Soon we'll need lawyers to tell us what we can or can't do when we're writing
a simple bash script.

I'm of the opinion that, if everything involved law, there'd be virtually no
progress.

------
jsun
IANAL but I was in a similar situation (didn't end up going through with it)
and did some research.

The technical answer is you are probably in the clear unless some part of the
app's flow or design was "non-obvious", and obviously you can't re-use code.

The real answer is if your old company decides to sue you, you won't be able
to pony up the money for lawyers to fight it. If you get huge before they
figure out and sue you, then at best you have a crazy expensive settlement on
your hands.

Don't do it. ideas are dime a dozen, why not pick one that doesn't have
strings?

------
kjs3
TL;DR - Only a lawyer can really answer that.

That said, it really depends on what's in your employment contract, either
explicitly or implied. Definitely start completely from scratch (use none of
the code or even notes you wrote while an employee), but the other IP around
this is where it gets tricky. Every jurisdiction has it's own subtleties.

It's also important to note that in many places (you didn't say where you are)
you could be sued even if they don't really have a case, forcing you to spend
the time and money to defend yourself.

------
NameNickHN
Depends for what your clients pay you for. My clients pay me for my time, not
the code. I have used code written in my own time for client projects and I
have used code written for a client for another client's project.

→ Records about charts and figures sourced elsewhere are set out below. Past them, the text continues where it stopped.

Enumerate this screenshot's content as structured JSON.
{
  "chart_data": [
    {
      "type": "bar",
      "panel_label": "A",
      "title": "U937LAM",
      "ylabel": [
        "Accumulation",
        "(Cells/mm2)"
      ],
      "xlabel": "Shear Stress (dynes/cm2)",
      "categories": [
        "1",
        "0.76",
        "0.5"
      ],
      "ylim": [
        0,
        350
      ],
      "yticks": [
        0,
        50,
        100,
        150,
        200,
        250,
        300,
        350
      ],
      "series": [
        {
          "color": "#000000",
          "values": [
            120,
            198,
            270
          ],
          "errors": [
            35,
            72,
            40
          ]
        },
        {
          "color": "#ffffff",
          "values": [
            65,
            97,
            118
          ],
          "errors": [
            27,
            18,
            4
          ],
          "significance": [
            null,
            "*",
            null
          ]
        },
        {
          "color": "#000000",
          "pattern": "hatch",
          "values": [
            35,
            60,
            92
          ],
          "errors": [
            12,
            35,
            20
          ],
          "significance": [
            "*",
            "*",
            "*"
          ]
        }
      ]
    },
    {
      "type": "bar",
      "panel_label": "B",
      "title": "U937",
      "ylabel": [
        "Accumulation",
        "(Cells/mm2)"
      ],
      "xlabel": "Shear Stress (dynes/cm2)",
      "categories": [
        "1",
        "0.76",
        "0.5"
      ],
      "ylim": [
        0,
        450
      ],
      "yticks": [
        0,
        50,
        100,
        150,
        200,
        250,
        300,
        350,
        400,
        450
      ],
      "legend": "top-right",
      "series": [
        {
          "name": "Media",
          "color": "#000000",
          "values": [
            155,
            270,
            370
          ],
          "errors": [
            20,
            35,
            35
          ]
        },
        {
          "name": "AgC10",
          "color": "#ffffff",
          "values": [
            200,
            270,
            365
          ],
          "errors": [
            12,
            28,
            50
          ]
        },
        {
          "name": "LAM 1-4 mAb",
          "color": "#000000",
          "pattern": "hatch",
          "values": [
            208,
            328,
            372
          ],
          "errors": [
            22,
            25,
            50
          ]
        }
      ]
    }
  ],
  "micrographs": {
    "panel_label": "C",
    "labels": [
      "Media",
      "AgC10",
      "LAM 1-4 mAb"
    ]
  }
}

I also do some custom work for customers of our saas and I always tell them
that the code I write for them is non-exclusive which means I get to re-use
the code and resell it. I estimate nearly 80% of the app has been created that
way including almost all the add-ons.

------
Jugurtha
Most stuff is based on previous work, whether paid or unpaid. Denying that is
claiming you can build a wall without laying a brick upon the other, and
asking people to mimick a red fish.

It's impossible to do, because it's impossible not to use a solution you know
of to the problem at hand. Not to mention it's stupid.

There's a reason for the expression "Not reinventing the wheel" to exist. I
mean, what's experience if not building something based on previous work ?